THE ASPHALT JUNGLE – John Huston (1950)

« Rendons hommage à ces messieurs, et en particulier à John Huston, pour leur magnifique travail ! Dès le tout premier plan, dans lequel la caméra suit un voyou en maraude qui se faufile entre les immeubles pour semer une voiture de police dans la grisaille humide de l’aube, ce film laisse entrevoir, sous des dehors aussi implacables et lisses que l’acier, la présence de tout un monde de personnalités déviantes et de criminels Invétères. » Bosley Crowther dans The New York Times

L’histoire : A peine sorti de prison, le docteur Erwin Riedenschneider (Sam Jaffe) prépare un nouveau coup : le cambriolage de la bijouterie Belletier. Il fait part de son projet à Cobby (Marc Lawrence), un bookmaker, qui le met en relation avec un avocat véreux, Alonzo Emmerich (Louis Calhern). Ce dernier, au bord de la ruine, accepte de financer l’opération, les fonds étant en réalité fournis par Cobby. Riedenschneider recrute alors ses hommes : Dix Handley (Sterling Hayden), un tueur, le spécialiste en coffres forts Louis Ciavelli (Anthony Caruso), et Gus Minissi (James Whitmore), qui servira de chauffeur. L’opération se déroule bien jusqu’à l’arrivée d’un gardien. Ciavelli est grièvement blessé. De son côté, Emmerich est décidé à doubler ses partenaires, aidé de Bob Brannom, une petite crapule. Brannom tente de s’emparer de la serviette contenant les bijoux mais Dix Handley, qu’il vient de blesser, l’abat. Ciavelli meurt, Cobby donne à la police Gus Minissi après avoir été durement secoué par le lieutenant Ditrich (Barry Kelley ). Le docteur Riedenschneider tente de fuir, alors qu’Emmerich se suicide, mais il est arrête pour être demeuré trop longtemps dans un bar où dansait une jeune fille au son du jukebox local. Victime de ses blessures. Dix meurt dans un champ, près des chevaux qui lui rappellent son enfance disparue …
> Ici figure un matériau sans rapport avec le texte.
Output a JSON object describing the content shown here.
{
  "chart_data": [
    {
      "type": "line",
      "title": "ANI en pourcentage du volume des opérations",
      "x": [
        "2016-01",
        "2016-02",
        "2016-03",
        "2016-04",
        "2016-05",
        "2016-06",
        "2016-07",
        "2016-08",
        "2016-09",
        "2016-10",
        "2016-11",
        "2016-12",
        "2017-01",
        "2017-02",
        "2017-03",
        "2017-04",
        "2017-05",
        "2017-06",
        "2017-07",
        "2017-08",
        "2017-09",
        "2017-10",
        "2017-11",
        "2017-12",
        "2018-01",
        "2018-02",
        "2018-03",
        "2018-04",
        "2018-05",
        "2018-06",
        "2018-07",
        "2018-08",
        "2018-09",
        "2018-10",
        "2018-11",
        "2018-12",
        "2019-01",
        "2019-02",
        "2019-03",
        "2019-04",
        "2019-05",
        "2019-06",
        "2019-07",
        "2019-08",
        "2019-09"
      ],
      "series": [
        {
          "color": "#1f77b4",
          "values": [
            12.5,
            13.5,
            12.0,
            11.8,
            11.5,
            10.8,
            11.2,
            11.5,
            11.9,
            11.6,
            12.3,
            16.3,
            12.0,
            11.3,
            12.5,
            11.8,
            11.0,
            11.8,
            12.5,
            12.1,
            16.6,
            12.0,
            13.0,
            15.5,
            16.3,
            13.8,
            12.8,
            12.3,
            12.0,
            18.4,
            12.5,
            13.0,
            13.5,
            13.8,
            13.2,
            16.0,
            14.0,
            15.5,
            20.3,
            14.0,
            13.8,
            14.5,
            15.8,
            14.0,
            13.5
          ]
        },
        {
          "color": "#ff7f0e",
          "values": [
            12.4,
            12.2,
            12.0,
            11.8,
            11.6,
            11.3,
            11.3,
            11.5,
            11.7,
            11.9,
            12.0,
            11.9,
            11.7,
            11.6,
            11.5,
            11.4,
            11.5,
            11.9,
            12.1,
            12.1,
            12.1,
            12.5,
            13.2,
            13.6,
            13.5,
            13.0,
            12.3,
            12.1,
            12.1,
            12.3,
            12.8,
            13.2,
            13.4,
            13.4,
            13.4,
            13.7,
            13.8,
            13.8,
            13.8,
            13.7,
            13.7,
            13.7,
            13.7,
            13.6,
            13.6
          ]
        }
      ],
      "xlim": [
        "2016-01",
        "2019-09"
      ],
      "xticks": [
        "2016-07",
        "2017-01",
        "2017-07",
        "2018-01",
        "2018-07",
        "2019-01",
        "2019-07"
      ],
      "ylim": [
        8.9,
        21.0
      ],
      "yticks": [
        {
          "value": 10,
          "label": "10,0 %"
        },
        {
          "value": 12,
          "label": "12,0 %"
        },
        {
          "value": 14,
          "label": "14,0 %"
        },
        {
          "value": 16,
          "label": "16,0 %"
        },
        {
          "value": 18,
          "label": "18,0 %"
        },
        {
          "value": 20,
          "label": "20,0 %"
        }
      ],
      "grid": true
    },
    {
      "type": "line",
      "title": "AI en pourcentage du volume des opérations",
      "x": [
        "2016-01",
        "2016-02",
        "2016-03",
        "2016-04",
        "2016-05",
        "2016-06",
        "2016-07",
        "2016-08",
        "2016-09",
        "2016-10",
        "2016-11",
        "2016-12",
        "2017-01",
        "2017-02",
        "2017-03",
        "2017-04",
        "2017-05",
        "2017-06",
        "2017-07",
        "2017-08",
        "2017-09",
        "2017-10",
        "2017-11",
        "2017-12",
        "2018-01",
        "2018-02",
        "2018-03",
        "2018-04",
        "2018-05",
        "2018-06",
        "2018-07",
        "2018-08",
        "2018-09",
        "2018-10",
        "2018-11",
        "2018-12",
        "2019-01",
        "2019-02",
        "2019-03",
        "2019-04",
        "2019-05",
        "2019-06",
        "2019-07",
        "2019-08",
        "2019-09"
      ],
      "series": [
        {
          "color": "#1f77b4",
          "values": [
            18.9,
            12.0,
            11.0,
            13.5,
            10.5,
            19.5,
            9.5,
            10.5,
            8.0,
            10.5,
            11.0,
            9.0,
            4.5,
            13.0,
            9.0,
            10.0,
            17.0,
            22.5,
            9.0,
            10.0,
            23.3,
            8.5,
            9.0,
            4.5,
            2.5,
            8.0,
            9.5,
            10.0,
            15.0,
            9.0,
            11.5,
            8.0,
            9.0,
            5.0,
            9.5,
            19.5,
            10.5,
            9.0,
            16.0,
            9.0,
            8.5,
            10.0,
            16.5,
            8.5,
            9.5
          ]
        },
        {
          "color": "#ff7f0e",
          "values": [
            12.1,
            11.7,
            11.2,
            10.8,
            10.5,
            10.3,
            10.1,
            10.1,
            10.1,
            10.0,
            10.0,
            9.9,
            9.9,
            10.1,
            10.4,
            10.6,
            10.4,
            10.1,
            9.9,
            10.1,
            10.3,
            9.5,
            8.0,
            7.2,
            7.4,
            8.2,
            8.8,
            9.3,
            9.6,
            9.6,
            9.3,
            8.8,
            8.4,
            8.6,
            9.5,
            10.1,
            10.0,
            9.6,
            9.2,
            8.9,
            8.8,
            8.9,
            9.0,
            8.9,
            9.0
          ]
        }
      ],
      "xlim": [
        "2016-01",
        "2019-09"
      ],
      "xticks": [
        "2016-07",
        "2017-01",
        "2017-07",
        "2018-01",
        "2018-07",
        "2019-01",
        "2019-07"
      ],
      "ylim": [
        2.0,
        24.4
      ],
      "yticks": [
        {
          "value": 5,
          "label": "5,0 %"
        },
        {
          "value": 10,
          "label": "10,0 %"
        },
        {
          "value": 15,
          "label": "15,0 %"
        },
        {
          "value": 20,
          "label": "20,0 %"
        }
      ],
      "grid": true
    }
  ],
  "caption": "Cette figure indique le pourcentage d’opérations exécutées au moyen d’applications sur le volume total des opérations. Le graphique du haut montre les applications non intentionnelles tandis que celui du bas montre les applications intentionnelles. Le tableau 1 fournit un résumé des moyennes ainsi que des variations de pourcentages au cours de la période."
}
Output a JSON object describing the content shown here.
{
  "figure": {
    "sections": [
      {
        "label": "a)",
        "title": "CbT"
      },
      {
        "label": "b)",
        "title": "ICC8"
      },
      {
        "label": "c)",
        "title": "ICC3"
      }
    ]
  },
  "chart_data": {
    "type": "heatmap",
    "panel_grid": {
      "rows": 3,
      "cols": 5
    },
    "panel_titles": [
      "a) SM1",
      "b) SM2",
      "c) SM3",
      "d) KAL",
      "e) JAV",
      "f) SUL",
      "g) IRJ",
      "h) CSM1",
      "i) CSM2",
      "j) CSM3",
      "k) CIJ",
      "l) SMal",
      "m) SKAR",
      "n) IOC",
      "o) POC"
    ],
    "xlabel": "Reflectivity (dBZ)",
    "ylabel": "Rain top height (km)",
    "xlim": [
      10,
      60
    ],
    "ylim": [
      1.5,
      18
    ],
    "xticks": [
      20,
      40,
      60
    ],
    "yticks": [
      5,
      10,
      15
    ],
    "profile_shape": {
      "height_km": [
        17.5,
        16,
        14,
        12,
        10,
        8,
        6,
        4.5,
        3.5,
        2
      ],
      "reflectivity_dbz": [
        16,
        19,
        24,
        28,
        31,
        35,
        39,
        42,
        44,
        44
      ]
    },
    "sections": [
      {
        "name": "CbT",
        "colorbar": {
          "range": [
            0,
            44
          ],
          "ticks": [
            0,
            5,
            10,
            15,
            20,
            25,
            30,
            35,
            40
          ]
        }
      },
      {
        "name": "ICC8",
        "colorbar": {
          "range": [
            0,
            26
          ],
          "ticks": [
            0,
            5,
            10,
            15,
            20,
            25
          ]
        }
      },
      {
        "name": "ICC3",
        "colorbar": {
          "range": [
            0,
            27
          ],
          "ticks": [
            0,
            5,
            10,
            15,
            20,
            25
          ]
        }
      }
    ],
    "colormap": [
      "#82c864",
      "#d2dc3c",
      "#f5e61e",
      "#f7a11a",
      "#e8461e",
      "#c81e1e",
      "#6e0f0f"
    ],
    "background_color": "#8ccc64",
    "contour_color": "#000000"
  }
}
THE ASPHALT JUNGLE – John Huston (1950)

Malgré les personnages outrés qui figurent dans ses différentes œuvres, le réalisateur John Huston est connu pour son naturalisme, un qualificatif rarement associé au film noir. Les liens de Huston avec le Noir remontent pourtant au Faucon maltais (The Maltese Falcon, 1941), tourné avant la période communément considérée comme l’âge d’or du genre. Si ce n’est pas à proprement parler le premier film noir de l’histoire, il marque toutefois le début d’un cycle allant de cette adaptation d’un roman de Dashiell Hammett à La Soif du mal (Touch of Evil, 1958) d’Orson Welles. En tant que scénariste, Huston fait son entrée dans le film noir avec une adaptation d’un roman de W.R. Burnett, La Grande Évasion (High Sierra, 1941), réalisée par Raoul Walsh.
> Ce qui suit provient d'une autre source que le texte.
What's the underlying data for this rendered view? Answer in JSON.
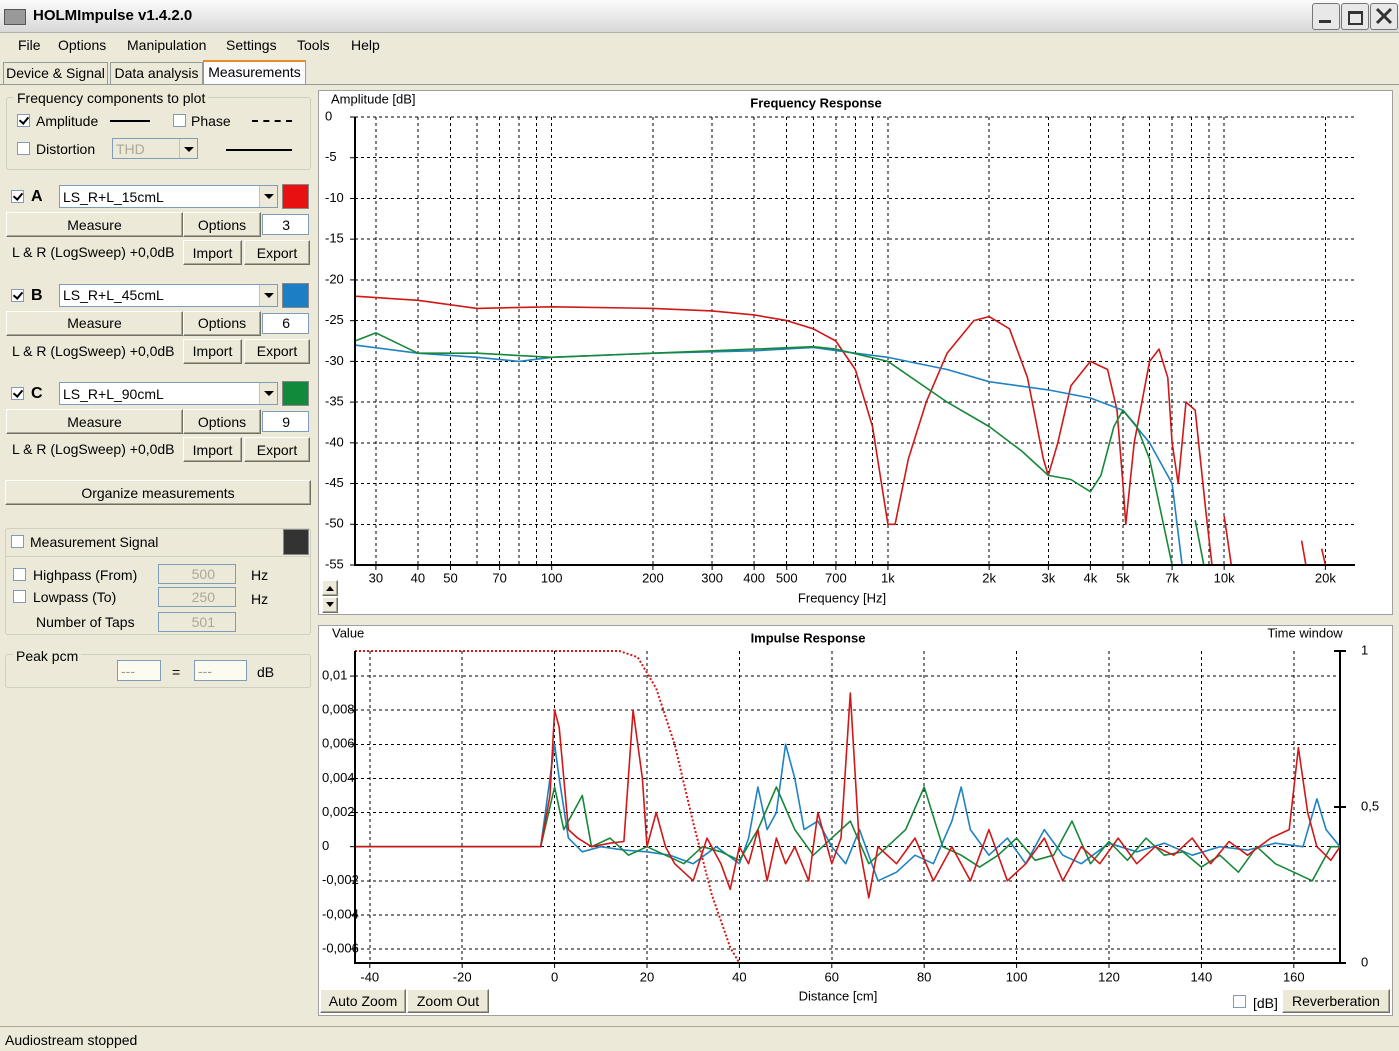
{
  "window": {
    "title": "HOLMImpulse  v1.4.2.0"
  },
  "menu": [
    "File",
    "Options",
    "Manipulation",
    "Settings",
    "Tools",
    "Help"
  ],
  "tabs": [
    "Device & Signal",
    "Data analysis",
    "Measurements"
  ],
  "frequency_components": {
    "title": "Frequency components to plot",
    "amplitude": "Amplitude",
    "phase": "Phase",
    "distortion": "Distortion",
    "distortion_type": "THD"
  },
  "measurements": [
    {
      "letter": "A",
      "name": "LS_R+L_15cmL",
      "color": "#e81010",
      "measure": "Measure",
      "options": "Options",
      "count": 3,
      "signal": "L & R (LogSweep) +0,0dB",
      "import": "Import",
      "export": "Export"
    },
    {
      "letter": "B",
      "name": "LS_R+L_45cmL",
      "color": "#1c7fc6",
      "measure": "Measure",
      "options": "Options",
      "count": 6,
      "signal": "L & R (LogSweep) +0,0dB",
      "import": "Import",
      "export": "Export"
    },
    {
      "letter": "C",
      "name": "LS_R+L_90cmL",
      "color": "#118a3c",
      "measure": "Measure",
      "options": "Options",
      "count": 9,
      "signal": "L & R (LogSweep) +0,0dB",
      "import": "Import",
      "export": "Export"
    }
  ],
  "organize": "Organize measurements",
  "measurement_signal": {
    "title": "Measurement Signal",
    "highpass": "Highpass (From)",
    "highpass_value": 500,
    "lowpass": "Lowpass (To)",
    "lowpass_value": 250,
    "taps": "Number of Taps",
    "taps_value": 501,
    "unit": "Hz"
  },
  "peak": {
    "title": "Peak pcm",
    "value1": "---",
    "equals": "=",
    "value2": "---",
    "unit": "dB"
  },
  "chart_data": [
    {
      "type": "line",
      "title": "Frequency Response",
      "y_label": "Amplitude [dB]",
      "x_label": "Frequency [Hz]",
      "xscale": "log",
      "grid": true,
      "xlim": [
        26,
        24500
      ],
      "ylim": [
        -55,
        0
      ],
      "xticks": [
        30,
        40,
        50,
        70,
        100,
        200,
        300,
        400,
        500,
        700,
        {
          "value": 1000,
          "label": "1k"
        },
        {
          "value": 2000,
          "label": "2k"
        },
        {
          "value": 3000,
          "label": "3k"
        },
        {
          "value": 4000,
          "label": "4k"
        },
        {
          "value": 5000,
          "label": "5k"
        },
        {
          "value": 7000,
          "label": "7k"
        },
        {
          "value": 10000,
          "label": "10k"
        },
        {
          "value": 20000,
          "label": "20k"
        }
      ],
      "xgrid_minor": [
        60,
        80,
        90,
        600,
        800,
        900,
        6000,
        8000,
        9000
      ],
      "yticks": [
        0,
        -5,
        -10,
        -15,
        -20,
        -25,
        -30,
        -35,
        -40,
        -45,
        -50,
        -55
      ],
      "series": [
        {
          "color": "#d01818",
          "x": [
            26,
            40,
            60,
            100,
            200,
            300,
            400,
            500,
            600,
            700,
            800,
            900,
            1000,
            1050,
            1150,
            1300,
            1500,
            1800,
            2000,
            2300,
            2600,
            2900,
            3000,
            3200,
            3500,
            4000,
            4500,
            4800,
            5000,
            5100,
            5400,
            6000,
            6400,
            6800,
            7000,
            7300,
            7700,
            8200,
            8800,
            9200,
            9700,
            10000,
            10500,
            16500,
            17000,
            17500,
            19000,
            19500,
            20000
          ],
          "values": [
            -22,
            -22.5,
            -23.5,
            -23.3,
            -23.5,
            -23.8,
            -24.3,
            -25,
            -26,
            -27.5,
            -31,
            -38,
            -50,
            -50,
            -42,
            -35,
            -29,
            -25,
            -24.5,
            -26,
            -32,
            -42,
            -44,
            -40,
            -33,
            -30,
            -31,
            -36,
            -45,
            -50,
            -40,
            -30,
            -28.5,
            -32,
            -40,
            -45,
            -35,
            -36,
            -48,
            -55,
            null,
            -49,
            -55,
            null,
            -52,
            -55,
            null,
            -53,
            -55
          ]
        },
        {
          "color": "#1f82c2",
          "x": [
            26,
            40,
            60,
            80,
            100,
            200,
            400,
            600,
            800,
            1000,
            1500,
            2000,
            3000,
            4000,
            5000,
            6000,
            7000,
            7500
          ],
          "values": [
            -28,
            -29,
            -29.5,
            -30,
            -29.5,
            -29,
            -28.7,
            -28.3,
            -29,
            -29.5,
            -31,
            -32.5,
            -33.5,
            -34.5,
            -36,
            -40,
            -45,
            -55
          ]
        },
        {
          "color": "#17883a",
          "x": [
            26,
            30,
            40,
            60,
            100,
            200,
            400,
            600,
            700,
            1000,
            1500,
            2000,
            2500,
            3000,
            3500,
            4000,
            4300,
            4700,
            5000,
            5500,
            6000,
            7000,
            7800,
            8200,
            8700
          ],
          "values": [
            -27.5,
            -26.5,
            -29,
            -29,
            -29.5,
            -29,
            -28.5,
            -28.2,
            -28.5,
            -30,
            -35,
            -38,
            -41,
            -44,
            -44.5,
            -46,
            -44,
            -38,
            -36,
            -38,
            -42,
            -55,
            null,
            -49.5,
            -55
          ]
        }
      ]
    },
    {
      "type": "line",
      "title": "Impulse Response",
      "y_label": "Value",
      "y2_label": "Time window",
      "x_label": "Distance [cm]",
      "grid": true,
      "xlim": [
        -43.2,
        170
      ],
      "ylim": [
        -0.00682,
        0.01147
      ],
      "y2lim": [
        0,
        1
      ],
      "xticks": [
        -40,
        -20,
        0,
        20,
        40,
        60,
        80,
        100,
        120,
        140,
        160
      ],
      "yticks": [
        {
          "value": -0.006,
          "label": "-0,006"
        },
        {
          "value": -0.004,
          "label": "-0,004"
        },
        {
          "value": -0.002,
          "label": "-0,002"
        },
        0,
        {
          "value": 0.002,
          "label": "0,002"
        },
        {
          "value": 0.004,
          "label": "0,004"
        },
        {
          "value": 0.006,
          "label": "0,006"
        },
        {
          "value": 0.008,
          "label": "0,008"
        },
        {
          "value": 0.01,
          "label": "0,01"
        }
      ],
      "y2ticks": [
        0,
        {
          "value": 0.5,
          "label": "0,5"
        },
        1
      ],
      "series": [
        {
          "color": "#1f82c2",
          "x": [
            -43,
            -3,
            0,
            1,
            3,
            6,
            10,
            15,
            20,
            25,
            30,
            35,
            40,
            42,
            44,
            46,
            48,
            50,
            52,
            54,
            57,
            60,
            63,
            66,
            70,
            74,
            78,
            82,
            86,
            88,
            90,
            94,
            98,
            102,
            106,
            110,
            114,
            120,
            126,
            132,
            138,
            144,
            150,
            156,
            162,
            165,
            167,
            170
          ],
          "values": [
            0,
            0,
            0.006,
            0.004,
            0.0005,
            -0.0003,
            0,
            -0.0002,
            -0.0003,
            -0.0005,
            -0.001,
            0,
            -0.001,
            0.0005,
            0.0035,
            0.001,
            0.002,
            0.006,
            0.004,
            0.001,
            0.0015,
            0,
            -0.001,
            0.001,
            -0.002,
            -0.0015,
            -0.0005,
            -0.001,
            0.0015,
            0.0035,
            0.001,
            -0.0005,
            0.0005,
            -0.001,
            0.001,
            -0.0005,
            -0.001,
            0.0002,
            -0.0003,
            0.0002,
            -0.0005,
            0,
            -0.0002,
            0.0002,
            0,
            0.0028,
            0.001,
            0
          ]
        },
        {
          "color": "#17883a",
          "x": [
            -43,
            -3,
            0,
            2,
            4,
            6,
            8,
            12,
            16,
            20,
            24,
            28,
            32,
            36,
            40,
            44,
            48,
            52,
            56,
            60,
            64,
            68,
            72,
            76,
            80,
            84,
            88,
            92,
            96,
            100,
            104,
            108,
            112,
            116,
            120,
            124,
            128,
            132,
            136,
            140,
            144,
            148,
            152,
            156,
            160,
            164,
            168,
            170
          ],
          "values": [
            0,
            0,
            0.0035,
            0.001,
            0.002,
            0.003,
            0,
            0.0005,
            -0.0005,
            0,
            -0.0005,
            -0.001,
            0,
            -0.0003,
            -0.0008,
            0.001,
            0.0035,
            0.001,
            -0.0005,
            0.0005,
            0.0015,
            -0.001,
            0,
            0.001,
            0.0035,
            0,
            -0.0005,
            -0.0012,
            -0.0005,
            0.0005,
            -0.0008,
            -0.0005,
            0.0015,
            -0.001,
            0.0003,
            -0.0008,
            0.0005,
            -0.0005,
            -0.0003,
            -0.0012,
            -0.0005,
            -0.0015,
            0,
            -0.001,
            -0.0015,
            -0.002,
            0,
            0
          ]
        },
        {
          "color": "#d01818",
          "x": [
            -43,
            -3,
            -1,
            0,
            1,
            3,
            5,
            8,
            12,
            15,
            17,
            19,
            20,
            22,
            24,
            26,
            28,
            30,
            33,
            36,
            38,
            40,
            42,
            44,
            46,
            48,
            50,
            52,
            55,
            57,
            60,
            62,
            64,
            66,
            68,
            70,
            74,
            78,
            82,
            86,
            90,
            94,
            98,
            102,
            106,
            110,
            114,
            118,
            122,
            126,
            130,
            134,
            138,
            142,
            146,
            150,
            155,
            159,
            161,
            163,
            165,
            168,
            170
          ],
          "values": [
            0,
            0,
            0.003,
            0.008,
            0.007,
            0.001,
            0.0005,
            0,
            0.0002,
            0.0003,
            0.008,
            0.004,
            0,
            0.002,
            0,
            -0.001,
            -0.0015,
            -0.002,
            0.0005,
            -0.001,
            -0.0025,
            0,
            -0.001,
            0.001,
            -0.002,
            0.0005,
            -0.001,
            0,
            -0.002,
            0.002,
            -0.001,
            0.0005,
            0.009,
            0,
            -0.003,
            0,
            -0.001,
            0.0005,
            -0.002,
            0,
            -0.002,
            0.001,
            -0.002,
            -0.001,
            0.0005,
            -0.002,
            0,
            -0.001,
            0.0005,
            -0.001,
            0,
            -0.0005,
            0.0005,
            -0.001,
            0.0003,
            -0.0005,
            0.0005,
            0.001,
            0.0058,
            0.002,
            0,
            -0.0008,
            0
          ]
        },
        {
          "color": "#d01818",
          "axis": "y2",
          "linestyle": "dotted",
          "x": [
            -43.2,
            14,
            18,
            22,
            26,
            30,
            34,
            38,
            40,
            170
          ],
          "values": [
            1,
            1,
            0.98,
            0.88,
            0.7,
            0.45,
            0.22,
            0.05,
            0,
            0
          ]
        }
      ]
    }
  ],
  "impulse_controls": {
    "auto_zoom": "Auto Zoom",
    "zoom_out": "Zoom Out",
    "db": "[dB]",
    "reverberation": "Reverberation"
  },
  "status": "Audiostream stopped"
}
Une décennie plus tard, à la fois coscénariste et réalisateur de The Asphalt jungle, Huston explore une jungle urbaine peuplée des mêmes bandits ordinaires que dans High Sierra. Les romans de W.R. Burnett (également scénariste de longue date à la Warner Bros.) Le Petit César (Littte Caesar, 1931) et Fin de parcours (Nobody Lives Forever, 1943) correspondent bien à la vision du monde de Huston. Après le considérable succès critique et commercial du Trésor de la Sierra Madre (The Treasure of the Sierra Madre, 1948),The Asphalt jungle offre à Huston une nouvelle histoire où la cupidité s’allie à la malchance et à la paranoïa, qui se situe cette fois clairement dans le domaine du film noir.

THE ASPHALT JUNGLE – (1950). John Huston et Marilyn Monroe

Huston était très indulgent à l’égard de Marilyn, il lui permettait de faire venir Natasha Lytess (professeur d’art dramatique) sur le plateau, puisqu’elle était son coach. Marilyn pouvait s’amuser devant un appareil photo, séduire le photographe et l’objectif lui-même, mais elle était terrorisée par la caméra, qui pouvait s’emparer non seulement de son image, mais aussi de sa voix. Les réalisateurs étaient naturellement des ennemis parce qu’ils la réduisaient à n’être qu’un membre de toute une équipe, de toute une distribution.

THE ASPHALT JUNGLE – John Huston (1950)

Contrairement aux personnages centraux des films de gangsters des années 1930, les brigands des films noirs sont rarement plus vrais que nature. Riedenschneider, alias « Doc » (Sam Jaffe), le cerveau deThe Asphalt jungle est un comploteur réputé pour son savoir-faire et sa méticulosité.
Le choix de l’acteur de genre Sam Jaffe et son interprétation calme et concentrée sont bien loin de l’extravagance d’Edward G. Robinson, alias « Rico », dans le film Little Caesar, de Paul Muni dans Scarface (1932) ou même de James Cagney, alias Tom Powers, dans L’Ennemi public (The Public Enemy, 1931).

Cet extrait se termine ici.